The video of the first part of the show speaks for itself. The heat between Monte and Jannetty reaches a that instance of critical mass and the scene explodes.  It begins to be obvious that Marty wants to get physical and lay hands on Monte as soon as he begins to sit forward in his seat and takes on a posture of aggression.  The military background of Monte overtook him a little, and he begins to openly knock Jannetty on the live show.  It was when the duo began to argue among themselves about the line they should be taking, Pharaoh stands up and exclaims, “Why don’t you just get it over with.”  That was like the push over the edge that Marty was looking for and he rushed Monte and delivered a straight shot to his jaw.
Things completely fall apart at that point, with Jimmy grabbing Marty, who is on the floor swinging away on Monte.  The stationary camera never stopped rolling but they were out of frame of view, but the audio remains.  Punches were exchanged and the whole thing fell apart rapidly.  The look on The Pharaoh’s face shows the reality of the situation after they are pulled apart.  It is one of the best pieces of real heat footage that I’ve seen in quite some time.
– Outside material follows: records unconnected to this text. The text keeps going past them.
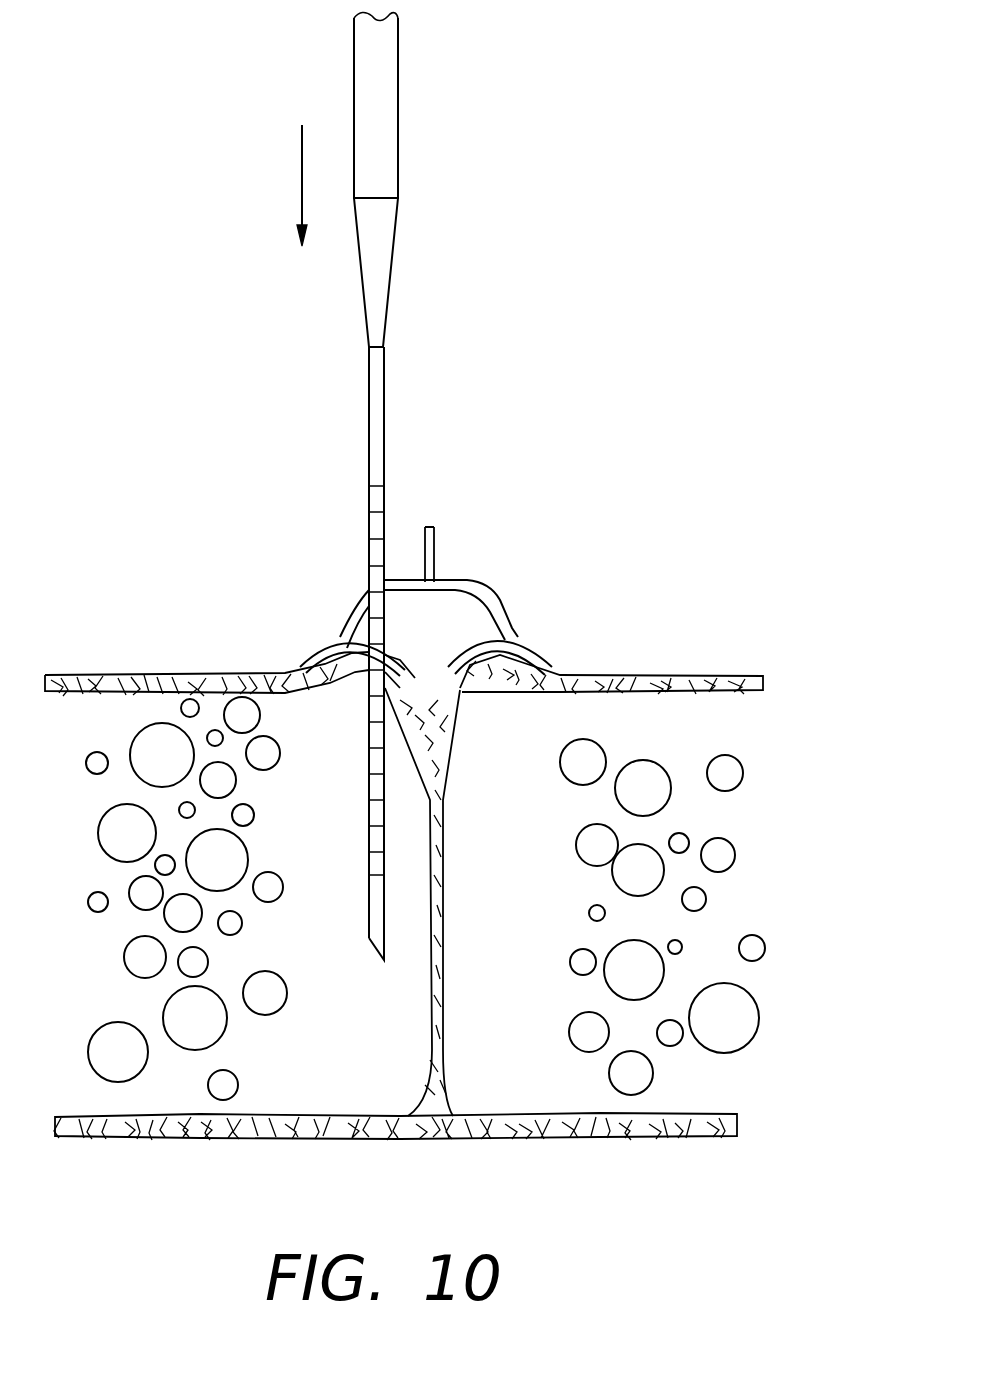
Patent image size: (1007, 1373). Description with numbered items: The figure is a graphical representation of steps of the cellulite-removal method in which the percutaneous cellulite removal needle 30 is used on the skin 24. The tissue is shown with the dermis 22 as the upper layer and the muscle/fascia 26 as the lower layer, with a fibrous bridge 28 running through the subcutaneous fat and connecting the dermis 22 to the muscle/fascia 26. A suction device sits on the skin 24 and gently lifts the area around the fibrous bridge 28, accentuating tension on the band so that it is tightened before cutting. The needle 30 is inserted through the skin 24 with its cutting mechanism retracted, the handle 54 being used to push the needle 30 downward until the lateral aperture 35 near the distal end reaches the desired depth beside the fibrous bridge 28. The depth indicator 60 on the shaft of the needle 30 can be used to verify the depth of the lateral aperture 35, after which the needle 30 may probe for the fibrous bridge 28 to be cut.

The handle 54 is at (388, 133).
The percutaneous cellulite removal needle 30 is at (368, 432).
The depth indicator 60 is at (368, 857).
The lateral aperture 35 is at (380, 910).
The dermis 22 is at (645, 672).
The skin 24 is at (762, 638).
The muscle/fascia 26 is at (580, 1138).
The fibrous bridge 28 is at (441, 800).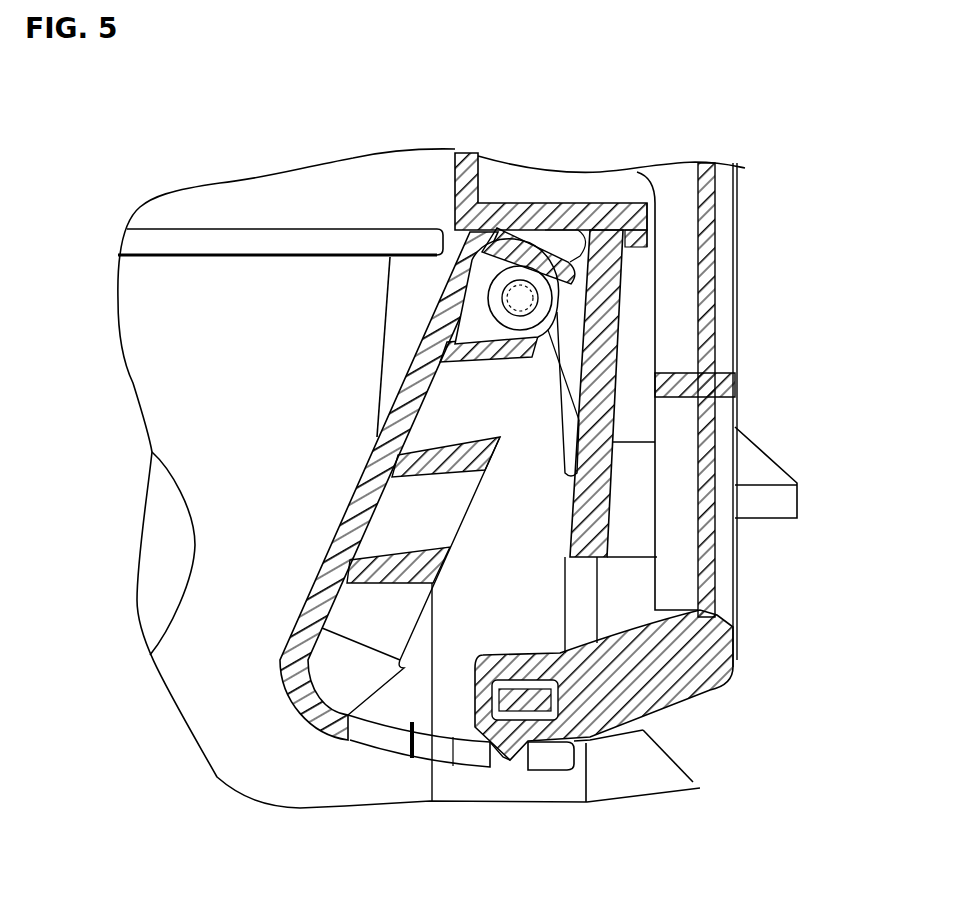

Now I am fully aware that there are going to be those cynical Suzies, and armchair bookers that want to say that…”it looks like a work to me”, and I’ve already heard this from more than a couple people.  To them I will say this:  There is plenty of ego in the business, and when some of these old school guys have an issue, they will throw a few punches, have a drink or two, and then the whole thing will be rear-viewed to them, like there was never an issue.  I have seen a few of these type of things happen at indy shows, and at bars after the event of the evening, but it is a rare thing when you get to catch it on live running video.
Marty exhibited this old school mentality, and when he realized what he had done, as you hear on the audio, they all took a step back to let things cool off.  They did manage to go on and finish the show, with everyone involved trying to rise above the chaos and deliver a quality product.  It is quite possible that it was all therapeutic in the end for them all, but the road they took to finding their collective peace was a rocky one indeed.
Unpredictability is ever constant in this business of egos, and accelerated aggression.  I remember seeing the WCW crew come to Southern Illinois University for a show and their gear never got there in time for them and they all had to work in their street clothes and whatever they could find last minute to wear.  I also remember seeing Angelo Mosca take a cane to Joe Kapp in 2011 over heat that happened between them back in 1963.  When the volitality builds between these personalities, on both sides of the camera, you never know for sure what may happen.  When it does boil over, it is always something to remember.

I want to thank Monte and The Pharaoh for being so open and available to me over the last few days.  I would also like to extend an invitation to Marty Jannetty to an interview to tell his side of this story.  I attempted to reach out to him but have never heard anything back as of yet.  I really hope that he gets some long-term help, and someone is able to reach out to him, before we’re all talking about him in the past tense.  We lose too many of our favorite stars each year as it is, without racking them up to preventable losses.

Well that will wrap this one up kids.  I’ll see you right here next Tuesday for another trip into the back halls and elusive corners of the wrestling business.  You never know what the Rocky Mountain High Hat is going to throw at ya!  Until then Bruthas and Sistas…..Peace.